Genç yıldızlar, sonunda disklere yassılaşan toz ve gaz kozalarının içinde doğarlar. Disklerdeki toz ve gaz, gezegenlerin oluştuğu hammaddeyi sağlar. Bilim adamları, Dünya'daki yaşamın ilkel sızmasını oluşturan moleküllerin böyle bir diskte oluşmuş olabileceğini düşünüyorlar. Adenin gibi prebiyotik moleküllerin, yüzeye düşen meteorlar aracılığıyla genç gezegenimize yağdığı düşünülmektedir.
Pascucci, “Dünyadaki yaşamın uzaydan gelen zengin bir molekül kaynağı tarafından başlatılması mantıklı,” dedi.
Bulguların yakın zamanda M-cüce yıldızlar etrafında keşfedilen gezegenler üzerinde etkileri var. Bu gezegenlerin bazılarının süper dünyalar olarak adlandırılan Dünya'nın büyük versiyonları olduğu düşünülüyor, ancak şimdiye kadar hiçbirinin suyun sıvı olacağı yaşanabilir bölgede yörüngeye girmediğine inanılıyor. Böyle bir gezegen keşfedilirse, hayatı sürdürebilir mi?

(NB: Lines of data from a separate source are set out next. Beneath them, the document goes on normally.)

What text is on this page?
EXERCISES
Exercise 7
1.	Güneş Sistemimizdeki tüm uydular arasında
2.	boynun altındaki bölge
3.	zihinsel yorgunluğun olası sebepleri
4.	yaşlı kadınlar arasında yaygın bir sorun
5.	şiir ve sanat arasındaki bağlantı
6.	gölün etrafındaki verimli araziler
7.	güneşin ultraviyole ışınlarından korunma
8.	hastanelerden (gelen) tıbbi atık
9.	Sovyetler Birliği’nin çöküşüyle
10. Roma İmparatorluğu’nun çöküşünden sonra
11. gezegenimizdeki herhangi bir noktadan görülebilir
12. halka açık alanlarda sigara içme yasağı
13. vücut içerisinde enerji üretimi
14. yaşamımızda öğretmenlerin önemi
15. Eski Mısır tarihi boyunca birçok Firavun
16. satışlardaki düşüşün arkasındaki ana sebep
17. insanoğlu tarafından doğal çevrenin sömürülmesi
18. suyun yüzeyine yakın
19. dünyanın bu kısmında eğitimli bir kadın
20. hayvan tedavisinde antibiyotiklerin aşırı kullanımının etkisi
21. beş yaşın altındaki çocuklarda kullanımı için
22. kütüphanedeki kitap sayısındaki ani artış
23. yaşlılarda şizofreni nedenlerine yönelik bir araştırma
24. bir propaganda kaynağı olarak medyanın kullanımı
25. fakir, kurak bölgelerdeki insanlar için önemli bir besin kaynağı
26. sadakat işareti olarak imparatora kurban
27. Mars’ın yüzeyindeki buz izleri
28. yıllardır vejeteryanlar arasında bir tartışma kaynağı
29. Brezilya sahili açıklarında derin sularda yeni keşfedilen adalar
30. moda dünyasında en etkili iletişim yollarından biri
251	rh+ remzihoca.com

Gökbilimciler emin değil. M-cücelerin, yaşamı geliştirmede yıkıcı olabilecek aşırı manyetik patlamaları vardır. Ancak, yeni Spitzer sonuçlarıyla, dikkate alınması gereken başka bir veri parçası var: bu gezegenler, sonunda bize ait olduğu düşünülen bir molekül olan hidrojen siyanürde eksik olabilir.
Washington, NASA Genel Merkezi'nde Spitzer programı bilim adamı Douglas Hudgins, “Bilim adamları uzun zamandır birçok serin yıldızın çalkantılı doğasının yaşamın gelişimi için önemli bir zorluk oluşturabileceğinin farkında olmasına rağmen, bu sonuç daha da temel bir soru yatıyor: serin yıldız sistemleri bile yaşamın oluşumu için gerekli bileşenleri içerir? Cevap hayırsa, serin yıldızların etrafındaki yaşamla ilgili sorular tartışmalı hale gelir. ”
Ya da hayat, bildiğimiz her şeyden daha soğuk yıldızların etrafında farklı olabilir mi?